Nuri Bilge Ceylan, Guardian'da kendisiyle yapılan röportajda, filmleriyle ilgili yapılan 'melankolik duygusallık' yorumuna ''Yapabileceğim bir şey yok. Bir karakter inşa ederken en iyi bildiğiniz insana bakarsınız: Kendinize.” cevabını veriyor.
İngiliz Guardian gazetesinde Nuri Bilge Ceylan'la yapılmış Stuart Jeffries imzalı söyleşi bir yayınlandı.

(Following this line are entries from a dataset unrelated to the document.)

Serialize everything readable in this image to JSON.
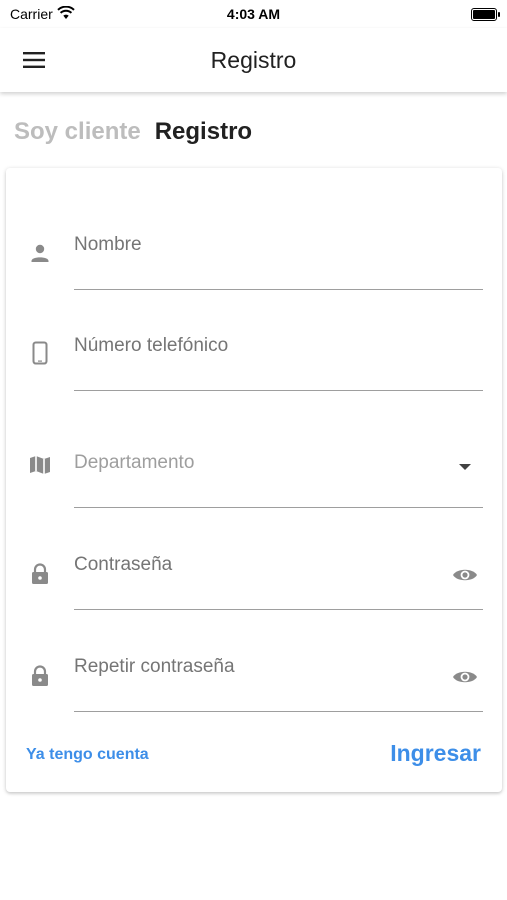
{
  "status_bar": {
    "carrier": "Carrier",
    "time": "4:03 AM"
  },
  "app_bar": {
    "title": "Registro"
  },
  "tabs": {
    "inactive": "Soy cliente",
    "active": "Registro"
  },
  "form": {
    "name": {
      "placeholder": "Nombre",
      "value": ""
    },
    "phone": {
      "placeholder": "Número telefónico",
      "value": ""
    },
    "department": {
      "placeholder": "Departamento"
    },
    "password": {
      "placeholder": "Contraseña",
      "value": ""
    },
    "repeat_password": {
      "placeholder": "Repetir contraseña",
      "value": ""
    }
  },
  "actions": {
    "have_account": "Ya tengo cuenta",
    "login": "Ingresar"
  },
  "colors": {
    "accent": "#3d8ee8",
    "icon": "#8a8a8a",
    "tab_inactive": "#bdbdbd"
  }
}
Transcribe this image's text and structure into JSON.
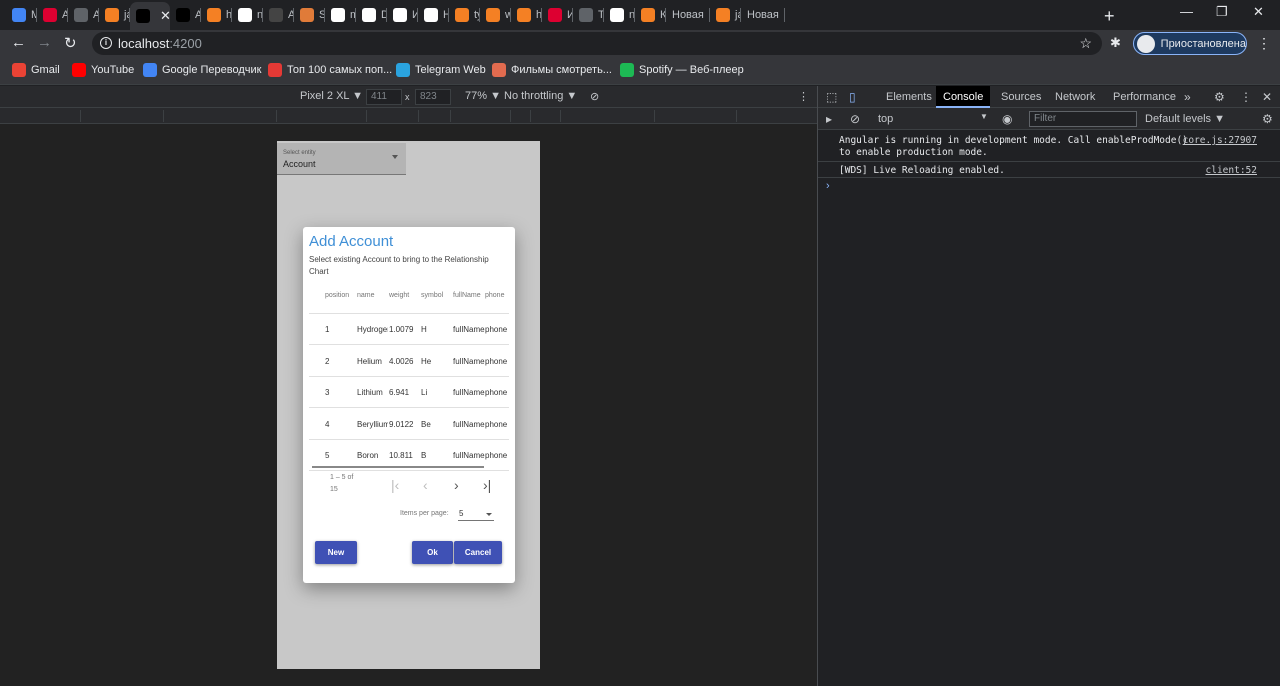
{
  "browser": {
    "tabs": [
      {
        "label": "Me",
        "icon": "chat-icon",
        "color": "#4285f4"
      },
      {
        "label": "An",
        "icon": "angular-icon",
        "color": "#dd0031"
      },
      {
        "label": "An",
        "icon": "document-icon",
        "color": "#5f6368"
      },
      {
        "label": "jav",
        "icon": "stackoverflow-icon",
        "color": "#f48024"
      },
      {
        "label": "",
        "icon": "angular-a-icon",
        "color": "#000000",
        "active": true
      },
      {
        "label": "Ad",
        "icon": "medium-icon",
        "color": "#000000"
      },
      {
        "label": "htt",
        "icon": "stackoverflow-icon",
        "color": "#f48024"
      },
      {
        "label": "ne",
        "icon": "google-icon",
        "color": "#ffffff"
      },
      {
        "label": "An",
        "icon": "circle-x-icon",
        "color": "#444444"
      },
      {
        "label": "Sc",
        "icon": "cookie-icon",
        "color": "#e07b39"
      },
      {
        "label": "me",
        "icon": "github-icon",
        "color": "#ffffff"
      },
      {
        "label": "De",
        "icon": "notion-icon",
        "color": "#ffffff"
      },
      {
        "label": "Ин",
        "icon": "notion-icon",
        "color": "#ffffff"
      },
      {
        "label": "Нс",
        "icon": "notion-icon",
        "color": "#ffffff"
      },
      {
        "label": "typ",
        "icon": "stackoverflow-icon",
        "color": "#f48024"
      },
      {
        "label": "wi",
        "icon": "stackoverflow-icon",
        "color": "#f48024"
      },
      {
        "label": "htt",
        "icon": "stackoverflow-icon",
        "color": "#f48024"
      },
      {
        "label": "Ин",
        "icon": "angular-icon",
        "color": "#dd0031"
      },
      {
        "label": "Тур",
        "icon": "document-icon",
        "color": "#5f6368"
      },
      {
        "label": "ne",
        "icon": "google-icon",
        "color": "#ffffff"
      },
      {
        "label": "Ка",
        "icon": "stackoverflow-icon",
        "color": "#f48024"
      },
      {
        "label": "Новая",
        "icon": "",
        "color": ""
      },
      {
        "label": "jav",
        "icon": "stackoverflow-icon",
        "color": "#f48024"
      },
      {
        "label": "Новая",
        "icon": "",
        "color": ""
      }
    ],
    "url_host": "localhost",
    "url_port": ":4200",
    "profile_label": "Приостановлена",
    "bookmarks": [
      {
        "label": "Gmail",
        "icon": "gmail-icon",
        "color": "#ea4335"
      },
      {
        "label": "YouTube",
        "icon": "youtube-icon",
        "color": "#ff0000"
      },
      {
        "label": "Google Переводчик",
        "icon": "translate-icon",
        "color": "#4285f4"
      },
      {
        "label": "Топ 100 самых поп...",
        "icon": "top100-icon",
        "color": "#e53935"
      },
      {
        "label": "Telegram Web",
        "icon": "telegram-icon",
        "color": "#2aa3df"
      },
      {
        "label": "Фильмы смотреть...",
        "icon": "film-icon",
        "color": "#e26b4f"
      },
      {
        "label": "Spotify — Веб-плеер",
        "icon": "spotify-icon",
        "color": "#1db954"
      }
    ]
  },
  "device_toolbar": {
    "device": "Pixel 2 XL ▼",
    "width": "411",
    "times": "x",
    "height": "823",
    "zoom": "77% ▼",
    "throttling": "No throttling ▼"
  },
  "app": {
    "select_label": "Select entity",
    "select_value": "Account",
    "dialog": {
      "title": "Add Account",
      "subtitle": "Select existing Account to bring to the Relationship Chart",
      "columns": [
        "position",
        "name",
        "weight",
        "symbol",
        "fullName",
        "phone"
      ],
      "rows": [
        [
          "1",
          "Hydrogen",
          "1.0079",
          "H",
          "fullName",
          "phone"
        ],
        [
          "2",
          "Helium",
          "4.0026",
          "He",
          "fullName",
          "phone"
        ],
        [
          "3",
          "Lithium",
          "6.941",
          "Li",
          "fullName",
          "phone"
        ],
        [
          "4",
          "Beryllium",
          "9.0122",
          "Be",
          "fullName",
          "phone"
        ],
        [
          "5",
          "Boron",
          "10.811",
          "B",
          "fullName",
          "phone"
        ]
      ],
      "range_label": "1 – 5 of 15",
      "items_per_page_label": "Items per page:",
      "items_per_page_value": "5",
      "new_label": "New",
      "ok_label": "Ok",
      "cancel_label": "Cancel",
      "button_color": "#3f51b5",
      "title_color": "#3f8fd6"
    }
  },
  "devtools": {
    "tabs": [
      "Elements",
      "Console",
      "Sources",
      "Network",
      "Performance"
    ],
    "active_tab": "Console",
    "context": "top",
    "filter_placeholder": "Filter",
    "levels": "Default levels ▼",
    "messages": [
      {
        "text": "Angular is running in development mode. Call enableProdMode() to enable production mode.",
        "source": "core.js:27907"
      },
      {
        "text": "[WDS] Live Reloading enabled.",
        "source": "client:52"
      }
    ],
    "prompt": "›"
  }
}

‘Nuri Bilge Ceylan’la Yoğurt ve Cinayet Üzerine’ başlığını taşıyor. Söyleşide filmleri için “Zor ve çileden çıkaran türden olabiliyorlar” yorumu yapan
Ceylan “Hollywood’un sorunu, seyircinin hap cevaplar istemesi. Karakter tahlili, nasıl ve neden sorularının cevaplarını da bilmek istiyorlar. Gerçek hayatsa böyle değil. Bu da öyle bir sinemanın yalan olduğu anlamına geliyor. Ben bu şekilde film yapamam” diyor.

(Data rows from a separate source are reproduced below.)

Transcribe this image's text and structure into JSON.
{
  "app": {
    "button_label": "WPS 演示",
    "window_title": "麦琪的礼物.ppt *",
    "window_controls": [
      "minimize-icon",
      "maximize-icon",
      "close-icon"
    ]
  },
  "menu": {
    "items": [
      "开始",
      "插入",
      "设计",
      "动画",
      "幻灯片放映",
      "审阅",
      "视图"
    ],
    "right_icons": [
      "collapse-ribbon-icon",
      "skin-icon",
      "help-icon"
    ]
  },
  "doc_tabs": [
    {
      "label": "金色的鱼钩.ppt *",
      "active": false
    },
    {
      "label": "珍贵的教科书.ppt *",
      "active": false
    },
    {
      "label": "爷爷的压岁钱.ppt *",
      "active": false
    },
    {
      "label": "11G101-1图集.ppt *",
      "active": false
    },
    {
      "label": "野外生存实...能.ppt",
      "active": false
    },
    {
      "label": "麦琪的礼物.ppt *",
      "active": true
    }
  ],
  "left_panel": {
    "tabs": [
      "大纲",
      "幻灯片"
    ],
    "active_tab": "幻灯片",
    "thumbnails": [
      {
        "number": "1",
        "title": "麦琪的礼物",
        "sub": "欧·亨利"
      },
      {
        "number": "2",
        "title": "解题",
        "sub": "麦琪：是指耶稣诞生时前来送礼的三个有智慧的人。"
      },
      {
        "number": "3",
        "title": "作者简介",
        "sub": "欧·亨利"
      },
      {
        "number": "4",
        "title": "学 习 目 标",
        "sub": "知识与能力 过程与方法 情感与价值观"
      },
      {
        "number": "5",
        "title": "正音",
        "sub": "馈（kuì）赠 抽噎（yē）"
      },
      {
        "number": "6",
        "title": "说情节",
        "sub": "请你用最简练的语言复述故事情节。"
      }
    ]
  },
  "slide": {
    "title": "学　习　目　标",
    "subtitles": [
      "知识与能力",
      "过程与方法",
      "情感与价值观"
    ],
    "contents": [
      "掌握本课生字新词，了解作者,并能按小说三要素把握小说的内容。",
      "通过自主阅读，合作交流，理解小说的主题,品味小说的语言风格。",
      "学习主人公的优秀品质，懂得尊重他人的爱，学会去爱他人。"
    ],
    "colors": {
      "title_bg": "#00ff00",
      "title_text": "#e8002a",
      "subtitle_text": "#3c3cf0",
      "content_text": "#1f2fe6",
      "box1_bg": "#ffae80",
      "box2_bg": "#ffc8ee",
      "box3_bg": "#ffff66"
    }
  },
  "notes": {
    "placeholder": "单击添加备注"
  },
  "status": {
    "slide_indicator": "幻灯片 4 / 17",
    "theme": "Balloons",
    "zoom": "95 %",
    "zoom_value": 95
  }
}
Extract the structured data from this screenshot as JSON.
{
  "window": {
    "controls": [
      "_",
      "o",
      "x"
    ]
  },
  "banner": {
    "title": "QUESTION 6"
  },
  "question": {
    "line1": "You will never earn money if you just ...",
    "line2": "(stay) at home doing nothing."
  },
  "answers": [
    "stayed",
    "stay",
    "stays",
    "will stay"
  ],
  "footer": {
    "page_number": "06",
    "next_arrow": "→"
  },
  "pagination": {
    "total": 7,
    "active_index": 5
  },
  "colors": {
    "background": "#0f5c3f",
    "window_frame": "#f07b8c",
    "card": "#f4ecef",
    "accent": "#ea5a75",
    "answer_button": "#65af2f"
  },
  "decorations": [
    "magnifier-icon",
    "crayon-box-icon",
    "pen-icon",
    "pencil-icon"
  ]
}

Filmdeki otobiyografik öğelere de dikkat çekilen söyleşide hikâyenin erkek ağırlıklı atmosferinin, Ceylan’ın askerlik dönemine bir gönderme olduğu belirtiliyor. Ceylan, Jeffries’e ‘Kasaba’ filmiyle ilgili “İlk filmimde, ailemle ilgili tüm imgeleri aldım ve onları kullandım. Geri dönüp İstanbul’da neyi fotoğrafladığıma baktığımda, fotoğrafları çekip geriye hiçbir şey vermediğimi gördüm. Büyükannem benimle konuşmaya çalışıyordu ve ben film çekerken onu dinleyemezdim. Çok bencildim ve bununla ilgili bir film yapmak istiyordum” diyor.
Jeffries’in ‘melankolik duygusallık’ olarak değerlendirmesine Ceylan “Yapabileceğim bir şey yok. Bir karakter inşa ederken en iyi bildiğiniz insana bakarsınız: Kendinize.” şeklinde cevap veriyor.

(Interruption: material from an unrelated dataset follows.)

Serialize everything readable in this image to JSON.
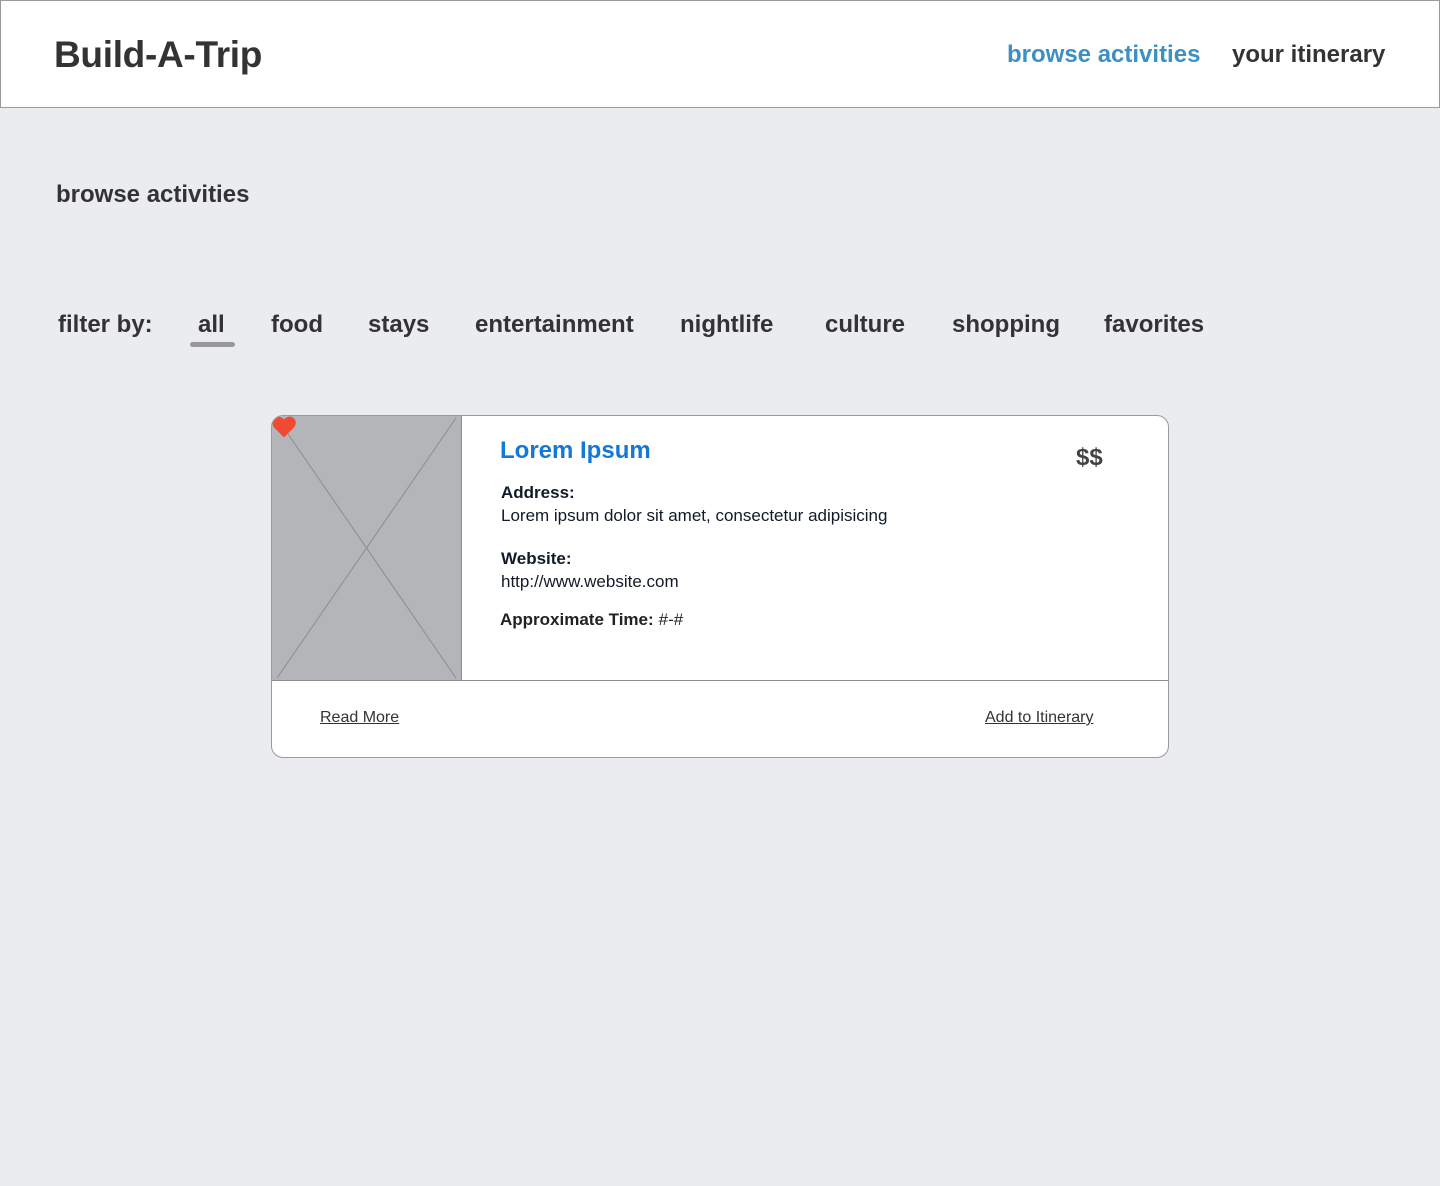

Jeffries, Ceylan’a “Filmle ile ilgili en çarpıcı şeylerden biri tüm ana karakterlerin erkek olması ama hikayeyi yönlendiren ise kadınlar. Cinayet muhtemelen bir kadın uğruna işleniyor. Savcının karısının intiharı ise onun ihanetlerine karşı bir intikam. Bir sahnede ise misafirlere çay veren köy muhtarının kızına karakterler ilahi bir şey görmüş gibi bakıyorlar. Bunun anlamı ne?” diye sordu. Ceylan’ın cevabı ise “Londra’da böyle kızlar gördüğünüzde etkilenmezsiniz. Etrafta çok sayıda güzel kız var. Ama bir bozkırda, uzun geçen bir gecenin sonunda böyle bir kız sizin sıradan dünyanızda ilahi bir mucize gibi görünür. Bunun senaryoya da katkısı oldu. Anadolu’da bir polisle konuştuk. Bize, ‘Bazen bir sanığı üç gün dövsem de konuşmuyor. Ama bir kadın gördüğünde birden ağlamaya başlıyor ve herşeyi itiraf ediyor’ dedi. Neden, çünkü güzelliği ve şefkati sayesinde” cevabını verdi.